Imbeccato da Francesco Abate, Zanardi scherza con Gianluca Gasparini, giornalista sportivo e co autore dei suoi libri. Tra questi, Quel ficcanaso di Zanardi. Osservando lo sport ho capito meglio la vita, uscito quest'anno. «Mi avete messo in cattedra ma io non voglio spiegare come si sta al mondo. Do solo la mia opinione».
La parola che torna più spesso è fortunato. «Grazie allo sport sono diventato la persona migliore che potessi diventare. Una vita con un percorso netto dalle avversità è pura utopia. Si fa quadrato con le persone che si amano e poi bisogna saper ripartire». Il pensiero va alla sorella Cristina, scomparsa in un incidente stradale. «Io ero un ragazzino sregolato, senza obiettivi, che bighellonava tutto il giorno. Lei era l'esatto contrario. Ero spericolato e si poteva pensare che qualcosa di male sarebbe potuto capitare a me. La vita, però, riserva sempre delle sorprese. Di lei conservo sempre un ricordo dolcissimo».
La famiglia è sempre al centro della chiacchierata. Papà Dino, con la sua saggezza celata in un'ironia pungente, resta un grande punto di riferimento. «Il mio 'vecchio' non c'è più dal 1994. A 14 anni mi propose il go kart come alternativa al motorino. Abbandonò i suoi interessi per seguirmi. Mi diceva sempre di ascoltare gli altri, far tesoro delle esperienze altrui e poi metterci del mio. Una sua massima era: 'chi copia prende 5, ma è sempre una buona base di partenza'. Ho dei ricordi splendidi».
Degli haters, gli odiatori seriali del web, non si cura. «Era uscita una vignetta su di me che aveva scatenato indignazione a livello nazionale. E pensare che a me aveva fatto ridere. Gli haters ci sono sempre stati, ora hanno strumenti per farsi notare. In questo periodo storico siamo diventati più curiosi di cattive notizie».
Cattive abitudini dalle quali non è esente la politica. «Servirebbe una commissione etica per valutare chi deve gestire il bene comune. Chi tocca una tastiera senza collegare il cervello non dovrebbe più rappresentare il popolo». Lo sport come metafora di vita. «Una gara, con un po' di fortuna la puoi vincere. Diverso se una vittoria arriva dopo tanto lavoro, non per il caso.
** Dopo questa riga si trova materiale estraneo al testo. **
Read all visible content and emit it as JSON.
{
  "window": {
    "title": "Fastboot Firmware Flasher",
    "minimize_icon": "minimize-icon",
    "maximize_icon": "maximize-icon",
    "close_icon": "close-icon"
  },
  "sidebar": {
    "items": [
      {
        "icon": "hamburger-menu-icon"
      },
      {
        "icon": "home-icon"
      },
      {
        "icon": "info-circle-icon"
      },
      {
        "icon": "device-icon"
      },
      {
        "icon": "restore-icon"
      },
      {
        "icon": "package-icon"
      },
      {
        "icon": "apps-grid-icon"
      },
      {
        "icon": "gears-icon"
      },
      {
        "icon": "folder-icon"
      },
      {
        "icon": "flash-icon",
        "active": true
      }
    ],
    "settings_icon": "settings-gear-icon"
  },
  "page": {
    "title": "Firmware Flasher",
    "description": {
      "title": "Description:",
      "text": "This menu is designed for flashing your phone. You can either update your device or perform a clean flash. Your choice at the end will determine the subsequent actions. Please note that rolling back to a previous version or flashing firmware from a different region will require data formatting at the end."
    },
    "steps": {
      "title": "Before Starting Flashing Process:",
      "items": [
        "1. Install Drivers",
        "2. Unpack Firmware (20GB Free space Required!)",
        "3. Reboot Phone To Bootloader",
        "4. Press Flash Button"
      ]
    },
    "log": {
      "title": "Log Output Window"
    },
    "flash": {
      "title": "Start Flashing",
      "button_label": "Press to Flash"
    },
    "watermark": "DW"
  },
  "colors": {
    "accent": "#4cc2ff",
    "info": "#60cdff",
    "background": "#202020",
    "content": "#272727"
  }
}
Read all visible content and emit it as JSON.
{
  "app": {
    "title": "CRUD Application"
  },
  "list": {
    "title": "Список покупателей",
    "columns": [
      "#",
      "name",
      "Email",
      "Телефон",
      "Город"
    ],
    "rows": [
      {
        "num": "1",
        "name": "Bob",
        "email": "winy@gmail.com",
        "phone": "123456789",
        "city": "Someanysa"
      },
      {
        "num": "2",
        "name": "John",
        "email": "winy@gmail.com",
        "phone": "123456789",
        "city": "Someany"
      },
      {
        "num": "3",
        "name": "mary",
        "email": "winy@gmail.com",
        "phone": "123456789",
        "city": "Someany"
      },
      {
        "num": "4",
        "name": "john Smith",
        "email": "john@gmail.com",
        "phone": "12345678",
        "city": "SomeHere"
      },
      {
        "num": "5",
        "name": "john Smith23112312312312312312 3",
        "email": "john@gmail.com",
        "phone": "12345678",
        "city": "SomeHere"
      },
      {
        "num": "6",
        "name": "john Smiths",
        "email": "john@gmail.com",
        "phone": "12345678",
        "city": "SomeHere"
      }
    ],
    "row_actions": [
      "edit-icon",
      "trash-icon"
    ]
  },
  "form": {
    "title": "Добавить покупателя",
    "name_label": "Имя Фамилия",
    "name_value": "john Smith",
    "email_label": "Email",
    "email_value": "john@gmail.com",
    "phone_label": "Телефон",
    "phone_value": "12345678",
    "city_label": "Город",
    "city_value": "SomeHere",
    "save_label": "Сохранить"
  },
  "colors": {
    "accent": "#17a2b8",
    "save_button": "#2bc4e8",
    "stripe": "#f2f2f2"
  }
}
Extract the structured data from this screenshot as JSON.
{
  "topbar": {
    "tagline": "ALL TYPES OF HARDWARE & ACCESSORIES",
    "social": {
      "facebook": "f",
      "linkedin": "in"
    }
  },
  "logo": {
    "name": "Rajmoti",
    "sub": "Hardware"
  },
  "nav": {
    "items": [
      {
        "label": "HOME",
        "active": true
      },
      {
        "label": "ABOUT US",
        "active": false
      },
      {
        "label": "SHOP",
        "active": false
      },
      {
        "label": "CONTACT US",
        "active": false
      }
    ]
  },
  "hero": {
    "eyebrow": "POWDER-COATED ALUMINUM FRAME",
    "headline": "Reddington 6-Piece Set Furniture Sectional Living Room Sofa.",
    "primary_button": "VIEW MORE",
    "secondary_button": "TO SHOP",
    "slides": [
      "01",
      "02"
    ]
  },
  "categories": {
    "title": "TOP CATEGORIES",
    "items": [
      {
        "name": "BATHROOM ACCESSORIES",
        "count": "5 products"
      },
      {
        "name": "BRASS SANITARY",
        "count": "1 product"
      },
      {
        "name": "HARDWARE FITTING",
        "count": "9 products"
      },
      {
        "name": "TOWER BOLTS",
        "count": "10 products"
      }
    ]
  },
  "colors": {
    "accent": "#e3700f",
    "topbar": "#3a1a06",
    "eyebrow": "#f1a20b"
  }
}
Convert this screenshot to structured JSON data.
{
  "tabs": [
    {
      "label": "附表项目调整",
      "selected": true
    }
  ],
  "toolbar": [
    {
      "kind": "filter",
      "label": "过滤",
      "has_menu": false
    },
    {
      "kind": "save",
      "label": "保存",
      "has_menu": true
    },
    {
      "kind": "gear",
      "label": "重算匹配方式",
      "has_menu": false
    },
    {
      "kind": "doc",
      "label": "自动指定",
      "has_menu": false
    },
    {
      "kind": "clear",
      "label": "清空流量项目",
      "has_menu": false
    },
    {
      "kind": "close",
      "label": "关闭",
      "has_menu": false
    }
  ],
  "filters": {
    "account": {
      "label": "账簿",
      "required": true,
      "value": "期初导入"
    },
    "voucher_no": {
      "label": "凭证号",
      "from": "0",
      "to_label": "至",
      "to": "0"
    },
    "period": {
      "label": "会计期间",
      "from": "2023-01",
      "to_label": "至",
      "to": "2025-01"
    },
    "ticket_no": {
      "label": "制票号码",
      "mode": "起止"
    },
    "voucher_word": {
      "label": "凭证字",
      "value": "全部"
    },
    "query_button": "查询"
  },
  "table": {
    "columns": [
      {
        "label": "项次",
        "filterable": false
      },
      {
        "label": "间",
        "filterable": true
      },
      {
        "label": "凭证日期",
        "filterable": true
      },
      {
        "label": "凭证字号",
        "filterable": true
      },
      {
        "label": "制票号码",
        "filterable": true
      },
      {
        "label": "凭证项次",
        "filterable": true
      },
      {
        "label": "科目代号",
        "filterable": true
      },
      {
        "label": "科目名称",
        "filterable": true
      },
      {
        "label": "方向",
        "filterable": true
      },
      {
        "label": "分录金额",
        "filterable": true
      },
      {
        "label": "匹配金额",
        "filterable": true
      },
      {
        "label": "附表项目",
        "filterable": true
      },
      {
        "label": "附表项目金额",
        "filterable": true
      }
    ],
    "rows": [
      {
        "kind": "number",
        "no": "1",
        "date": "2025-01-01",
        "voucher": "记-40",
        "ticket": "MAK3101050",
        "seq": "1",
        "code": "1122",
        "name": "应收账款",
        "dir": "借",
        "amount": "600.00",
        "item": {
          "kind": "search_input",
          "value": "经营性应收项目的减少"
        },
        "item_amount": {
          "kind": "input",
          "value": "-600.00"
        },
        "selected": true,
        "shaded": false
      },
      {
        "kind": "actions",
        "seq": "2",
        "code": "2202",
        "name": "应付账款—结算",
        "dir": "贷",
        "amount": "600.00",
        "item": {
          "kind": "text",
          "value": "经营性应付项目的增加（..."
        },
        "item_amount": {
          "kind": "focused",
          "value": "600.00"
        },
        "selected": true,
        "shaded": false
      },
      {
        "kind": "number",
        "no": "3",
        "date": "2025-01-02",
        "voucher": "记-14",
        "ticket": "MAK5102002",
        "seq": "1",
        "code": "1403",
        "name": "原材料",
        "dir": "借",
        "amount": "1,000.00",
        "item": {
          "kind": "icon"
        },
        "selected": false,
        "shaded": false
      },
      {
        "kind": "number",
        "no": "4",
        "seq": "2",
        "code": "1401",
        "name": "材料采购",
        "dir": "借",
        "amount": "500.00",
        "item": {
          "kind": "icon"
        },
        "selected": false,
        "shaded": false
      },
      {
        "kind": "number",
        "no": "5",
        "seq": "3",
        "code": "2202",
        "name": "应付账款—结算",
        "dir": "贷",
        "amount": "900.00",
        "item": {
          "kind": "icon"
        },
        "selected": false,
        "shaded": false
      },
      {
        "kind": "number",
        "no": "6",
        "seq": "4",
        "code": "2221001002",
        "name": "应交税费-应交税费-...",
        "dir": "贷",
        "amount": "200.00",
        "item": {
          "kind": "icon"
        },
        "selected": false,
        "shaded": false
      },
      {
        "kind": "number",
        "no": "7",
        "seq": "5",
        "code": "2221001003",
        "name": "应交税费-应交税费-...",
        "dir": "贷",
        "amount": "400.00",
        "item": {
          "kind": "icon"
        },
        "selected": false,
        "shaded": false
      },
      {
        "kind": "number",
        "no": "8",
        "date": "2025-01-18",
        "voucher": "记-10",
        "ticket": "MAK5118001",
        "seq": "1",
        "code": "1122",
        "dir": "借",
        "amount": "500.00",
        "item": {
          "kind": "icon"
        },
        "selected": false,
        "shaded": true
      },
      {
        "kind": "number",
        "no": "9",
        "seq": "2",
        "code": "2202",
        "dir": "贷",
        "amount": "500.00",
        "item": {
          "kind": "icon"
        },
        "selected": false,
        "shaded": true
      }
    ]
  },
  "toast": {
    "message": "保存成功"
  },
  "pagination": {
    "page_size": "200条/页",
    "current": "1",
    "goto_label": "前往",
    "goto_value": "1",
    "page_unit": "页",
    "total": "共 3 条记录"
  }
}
Ti puoi guardare allo specchio e pensare 'ho fatto il mio'. Quello che posso dire è che in questo mondo per star bene devi sorridere alle persone e fare in modo che loro sorridano a te».
Il finale è per il progetto Bimbingamba, associazione voluta da Zanardi che realizza arti protesici per i più piccoli. Tante le storie toccanti. «Io racconto sempre quella di Anna Maria, bimba moldava. Nata senza un braccio venne abbandonata dal padre. La madre venne in Italia per lavorare e dovette lasciarla in un istituto. La vidi per la prima volta a Bologna e ricordo che fissava solo il pavimento. Nacque un'amicizia. Dopo l'operazione la raggiunsi in un bar. Sul tavolino, un boccettino di smalto. Mi disse che voleva condividere con me quel momento, la prima volta in cui se lo metteva sulle unghie. Piangemmo entrambi. Ricordo il suo sguardo, quando se ne andò. Guardava tutti fieramente negli occhi».